TikTok is preparing to roll out a separate version of its app for the United States in a last-ditch attempt to comply with Washington’s divestment order and avoid a nationwide ban.
The new app, internally named “M2”, is expected to hit U.S. app stores on 5 September 2025, just days before the extended deadline for its parent company ByteDance to sell its U.S. operations.
This version, unlike the global one, is being built to run on an entirely separate infrastructure by engineers in the U.S. and Singapore, aimed squarely at addressing American data privacy and national security concerns.
According to sources familiar with the matter, users will be allowed to continue using the current TikTok app until March 2026, but will eventually be forced to migrate.
This drastic restructuring results from the Protecting Americans from Foreign Adversary Controlled Applications Act, signed into law in April, which mandates ByteDance’s full divestment from TikTok’s U.S. operations or risk being barred in the country.

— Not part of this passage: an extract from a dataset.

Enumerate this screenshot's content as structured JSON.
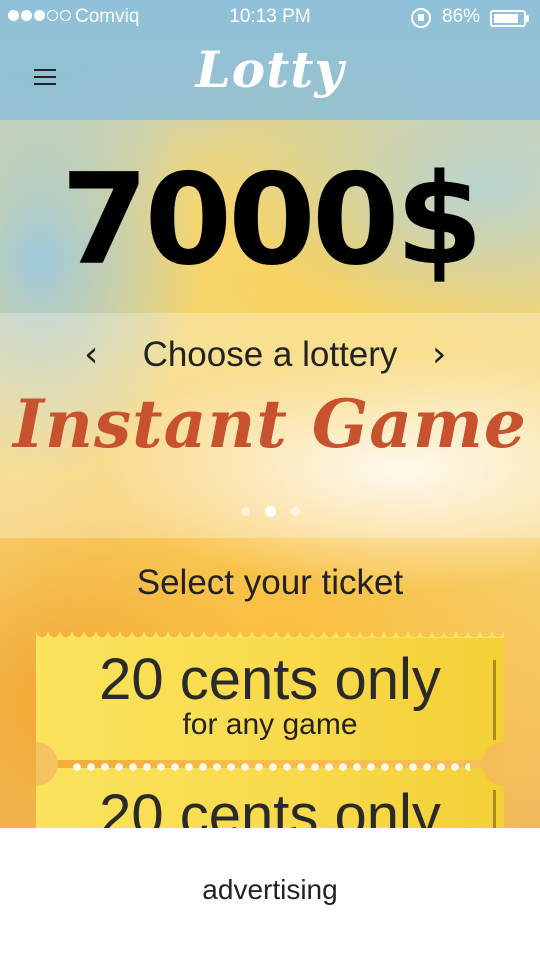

President Donald Trump, whose administration pushed through the law, said recently: “We pretty much have a deal.”
He noted that the prospective buyers are a group of “very wealthy people”, though no names have been officially confirmed. Reports suggest Oracle and venture capital firm Andreessen Horowitz are part of the investor consortium.
Despite the positivity from Washington, the obstacle lies thousands of miles away in Beijing. Chinese authorities have made it clear that they oppose what they view as a forced sale.

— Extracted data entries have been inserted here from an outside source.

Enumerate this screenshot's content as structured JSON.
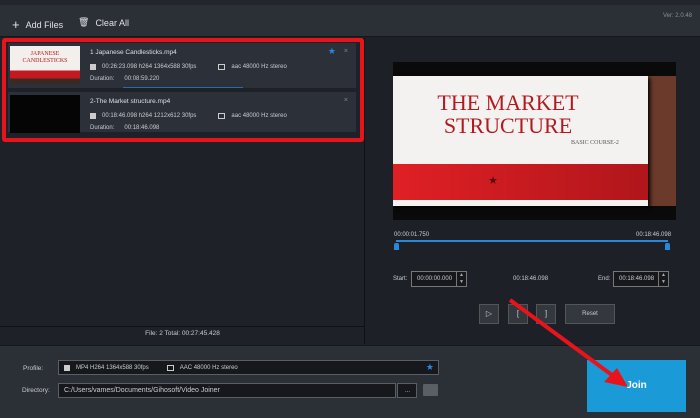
{
  "toolbar": {
    "add_files": "Add Files",
    "clear_all": "Clear All",
    "version": "Ver: 2.0.48"
  },
  "files": [
    {
      "name": "1 Japanese Candlesticks.mp4",
      "video": "00:26:23.098 h264 1364x588 30fps",
      "audio": "aac 48000 Hz stereo",
      "duration_label": "Duration:",
      "duration": "00:08:59.220",
      "thumb_text": "JAPANESE CANDLESTICKS",
      "starred": true
    },
    {
      "name": "2-The Market structure.mp4",
      "video": "00:18:46.098 h264 1212x612 30fps",
      "audio": "aac 48000 Hz stereo",
      "duration_label": "Duration:",
      "duration": "00:18:46.098",
      "starred": false
    }
  ],
  "file_stat": "File: 2  Total: 00:27:45.428",
  "preview": {
    "title1": "THE MARKET",
    "title2": "STRUCTURE",
    "subtitle": "BASIC COURSE-2"
  },
  "timeline": {
    "left_time": "00:00:01.750",
    "right_time": "00:18:46.098",
    "position_fraction": 0.0016
  },
  "trim": {
    "start_label": "Start:",
    "start": "00:00:00.000",
    "middle": "00:18:46.098",
    "end_label": "End:",
    "end": "00:18:46.098"
  },
  "controls": {
    "play": "▷",
    "mark_in": "[",
    "mark_out": "]",
    "reset": "Reset"
  },
  "bottom": {
    "profile_label": "Profile:",
    "profile_video": "MP4 H264 1364x588 30fps",
    "profile_audio": "AAC 48000 Hz stereo",
    "directory_label": "Directory:",
    "directory": "C:/Users/vames/Documents/Gihosoft/Video Joiner",
    "browse": "...",
    "join": "Join"
  },
  "colors": {
    "accent": "#1b9ad8",
    "highlight": "#e8141b"
  }
}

The Chinese Ministry of Commerce previously stated that any technology export must go through its approval process, pointing that the final decision might rest on geopolitical rather than commercial terms.

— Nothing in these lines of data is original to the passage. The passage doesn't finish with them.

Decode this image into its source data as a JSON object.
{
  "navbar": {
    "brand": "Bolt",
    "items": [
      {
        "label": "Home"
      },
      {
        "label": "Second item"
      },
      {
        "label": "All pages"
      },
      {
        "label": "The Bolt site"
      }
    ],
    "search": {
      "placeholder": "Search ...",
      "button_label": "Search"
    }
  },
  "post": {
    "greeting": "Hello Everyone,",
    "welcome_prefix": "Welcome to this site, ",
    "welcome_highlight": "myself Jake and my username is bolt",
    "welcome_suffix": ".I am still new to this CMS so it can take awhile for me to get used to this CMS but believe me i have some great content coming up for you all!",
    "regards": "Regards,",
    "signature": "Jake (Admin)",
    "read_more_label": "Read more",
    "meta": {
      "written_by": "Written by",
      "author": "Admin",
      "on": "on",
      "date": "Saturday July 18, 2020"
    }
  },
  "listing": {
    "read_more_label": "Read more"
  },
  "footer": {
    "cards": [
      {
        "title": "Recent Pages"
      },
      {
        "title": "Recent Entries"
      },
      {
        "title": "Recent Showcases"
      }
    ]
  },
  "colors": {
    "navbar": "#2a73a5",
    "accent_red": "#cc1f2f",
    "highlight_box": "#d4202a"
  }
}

This makes the entire operation fragile. With Trump’s trade issues against China escalating, including 145% tariffs on Chinese electric vehicles and tech components earlier this year, analysts suggest Beijing could use TikTok as a bargaining chip. In other words, the U.S. might have a buyer and a timeline, but China still holds the key.
For TikTok, the stakes couldn’t be higher. The platform commands more than 170 million users in the U.S. and serves over 7.5 million American businesses.
A sudden disruption, whether by government order or technical transition, could upend content creators’ incomes, freeze digital ad spending, and fragment a platform deeply embedded in U.S. popular culture.
There’s also the question of whether users will willingly adopt a new version of the app. Forced migration in digital products often faces resistance, and TikTok’s power lies in its network effects.
Fragmenting that network, even temporarily, could open doors for competitors or cause users to disengage altogether.
ByteDance has not issued a public statement regarding “M2” or the ongoing sale process. The Information, which first reported the app development, says internal testing is already underway.